Indien een beleggingsonderneming failliet is verklaard of op grond van een rechterlijke uitspraak moet worden geliquideerd, mogen echter vertrouwelijke gegevens die geen betrekking hebben op derden welke betrokken zijn bij pogingen om de beleggingsonderneming te redden, in het kader van civiele of handelsrechtelijke procedures openbaar worden gemaakt.”.
Het vierde lid van dat artikel luidt als volgt:
“4. De bevoegde autoriteiten die uit hoofde van de leden 1 of 2 vertrouwelijke gegevens ontvangen, mogen deze uitsluitend gebruiken voor de uitoefening van hun taken:
- om te onderzoeken of wordt voldaan aan de voorwaarden voor de toegang tot de werkzaamheden van beleggingsondernemingen en ter vergemakkelijking van het toezicht, op individuele of op geconsolideerde basis, op de voorwaarden waaronder de werkzaamheden worden uitgeoefend, in het bijzonder ten aanzien van de in richtlijn 93/6/EEG gestelde vereisten inzake kapitaaltoereikendheid, de administratieve en boekhoudkundige organisatie en de interne controle, of
- voor het opleggen van sancties, of
- in het kader van een administratief beroep tegen een besluit van de bevoegde autoriteiten, of
- bij rechtszaken die aanhangig zijn gemaakt overeenkomstig artikel 26.”.
Ingevolge artikel 26, eerste volzin, van de Richtlijn zorgen de Lid-Staten ervoor dat tegen besluiten die met betrekking tot een beleggingsonderneming worden genomen op grond van de wettelijke en bestuursrechtelijke bepalingen die overeenkomstig deze richtlijn zijn vastgesteld, beroep op de rechter mogelijk is.
Ingevolge artikel 27 van de Richtlijn bepalen de Lid-Staten dat hun respectieve bevoegde autoriteiten tegen beleggingsondernemingen die de wettelijke of bestuursrechtelijke bepalingen inzake het toezicht op of de uitoefening van de werkzaamheden overtreden, dan wel tegen de personen die feitelijke zeggenschap over de werkzaamheden van deze ondernemingen uitoefenen, onverminderd de voor de intrekking van de vergunning geldende procedures en de bepalingen van het strafrecht, sancties kunnen uitspreken dan wel maatregelen kunnen treffen die uitdrukkelijk beogen een eind te maken aan de geconstateerde overtredingen of de oorzaken daarvan weg te nemen.

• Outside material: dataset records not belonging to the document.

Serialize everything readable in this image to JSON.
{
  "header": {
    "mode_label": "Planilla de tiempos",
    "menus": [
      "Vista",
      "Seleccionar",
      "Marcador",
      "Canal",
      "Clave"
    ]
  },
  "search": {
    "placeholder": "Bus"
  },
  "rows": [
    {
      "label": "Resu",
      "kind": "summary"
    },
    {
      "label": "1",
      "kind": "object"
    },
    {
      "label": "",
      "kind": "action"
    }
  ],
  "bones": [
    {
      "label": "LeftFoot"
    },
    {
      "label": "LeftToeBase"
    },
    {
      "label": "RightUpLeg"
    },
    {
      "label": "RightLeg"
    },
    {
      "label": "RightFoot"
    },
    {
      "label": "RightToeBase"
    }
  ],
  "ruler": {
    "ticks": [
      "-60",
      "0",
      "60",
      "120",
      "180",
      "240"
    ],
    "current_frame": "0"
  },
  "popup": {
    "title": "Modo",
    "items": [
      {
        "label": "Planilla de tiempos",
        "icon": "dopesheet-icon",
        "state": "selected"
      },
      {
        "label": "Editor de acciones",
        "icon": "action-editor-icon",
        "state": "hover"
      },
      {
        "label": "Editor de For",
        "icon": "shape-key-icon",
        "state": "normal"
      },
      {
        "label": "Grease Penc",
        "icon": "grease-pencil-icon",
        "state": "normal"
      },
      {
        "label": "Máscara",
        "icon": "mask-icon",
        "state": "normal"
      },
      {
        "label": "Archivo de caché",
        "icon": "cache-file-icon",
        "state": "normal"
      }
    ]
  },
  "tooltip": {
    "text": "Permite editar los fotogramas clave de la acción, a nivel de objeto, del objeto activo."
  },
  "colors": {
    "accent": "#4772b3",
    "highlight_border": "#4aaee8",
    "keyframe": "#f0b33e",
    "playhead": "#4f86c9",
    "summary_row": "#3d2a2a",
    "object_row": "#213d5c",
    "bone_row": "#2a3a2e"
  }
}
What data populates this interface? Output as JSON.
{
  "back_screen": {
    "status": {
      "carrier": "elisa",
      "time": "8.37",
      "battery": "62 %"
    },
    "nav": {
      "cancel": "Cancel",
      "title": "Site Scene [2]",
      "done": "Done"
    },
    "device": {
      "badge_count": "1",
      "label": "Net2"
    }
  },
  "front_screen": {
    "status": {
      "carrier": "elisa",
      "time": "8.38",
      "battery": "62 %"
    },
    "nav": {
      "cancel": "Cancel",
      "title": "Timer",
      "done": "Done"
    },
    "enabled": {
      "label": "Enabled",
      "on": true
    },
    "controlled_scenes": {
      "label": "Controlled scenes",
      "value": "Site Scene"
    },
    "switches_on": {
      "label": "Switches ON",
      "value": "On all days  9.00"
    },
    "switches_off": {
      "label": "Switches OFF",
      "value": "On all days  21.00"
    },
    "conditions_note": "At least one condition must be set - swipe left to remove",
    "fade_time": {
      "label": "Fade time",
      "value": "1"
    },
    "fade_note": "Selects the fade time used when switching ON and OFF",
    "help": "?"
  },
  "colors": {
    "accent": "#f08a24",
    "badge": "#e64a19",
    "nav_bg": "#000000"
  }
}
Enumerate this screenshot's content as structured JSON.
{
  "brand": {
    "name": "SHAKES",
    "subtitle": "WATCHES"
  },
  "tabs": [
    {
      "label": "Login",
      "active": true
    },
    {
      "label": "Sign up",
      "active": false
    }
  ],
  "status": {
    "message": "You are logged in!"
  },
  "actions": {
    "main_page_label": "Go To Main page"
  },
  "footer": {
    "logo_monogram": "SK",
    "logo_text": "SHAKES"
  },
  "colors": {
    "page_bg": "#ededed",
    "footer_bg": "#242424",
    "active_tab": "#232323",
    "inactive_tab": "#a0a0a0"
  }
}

Ingevolge artikel 6:5, eerste lid, van de Algemene wet bestuursrecht (hierna: Awb) wordt het bezwaar- of beroepschrift ondertekend en bevat het ten minste:
a. de naam en het adres van de indiener;
b. de dagtekening;
c. een omschrijving van het besluit waartegen het bezwaar of beroep is gericht;
d. de gronden van het bezwaar of beroep.
Ingevolge artikel 6:6 van de Awb kan het bezwaar of beroep niet-ontvankelijk worden verklaard, indien:
a. niet is voldaan aan artikel 6:5 of aan enig ander bij de wet gesteld vereiste voor het in behandeling nemen van het bezwaar of beroep, of
b. het bezwaar- of beroepschrift geheel of gedeeltelijk is geweigerd op grond van artikel 2:15,
mits de indiener de gelegenheid heeft gehad het verzuim te herstellen binnen een hem daartoe gestelde termijn.
Ingevolge artikel 8:29, eerste lid, van de Awb kunnen partijen die verplicht zijn inlichtingen te geven dan wel stukken over te leggen, indien daarvoor gewichtige redenen zijn, het geven van inlichtingen dan wel het overleggen van stukken weigeren of de rechtbank mededelen dat uitsluitend zij kennis zal mogen nemen van de inlichtingen onderscheidenlijk de stukken.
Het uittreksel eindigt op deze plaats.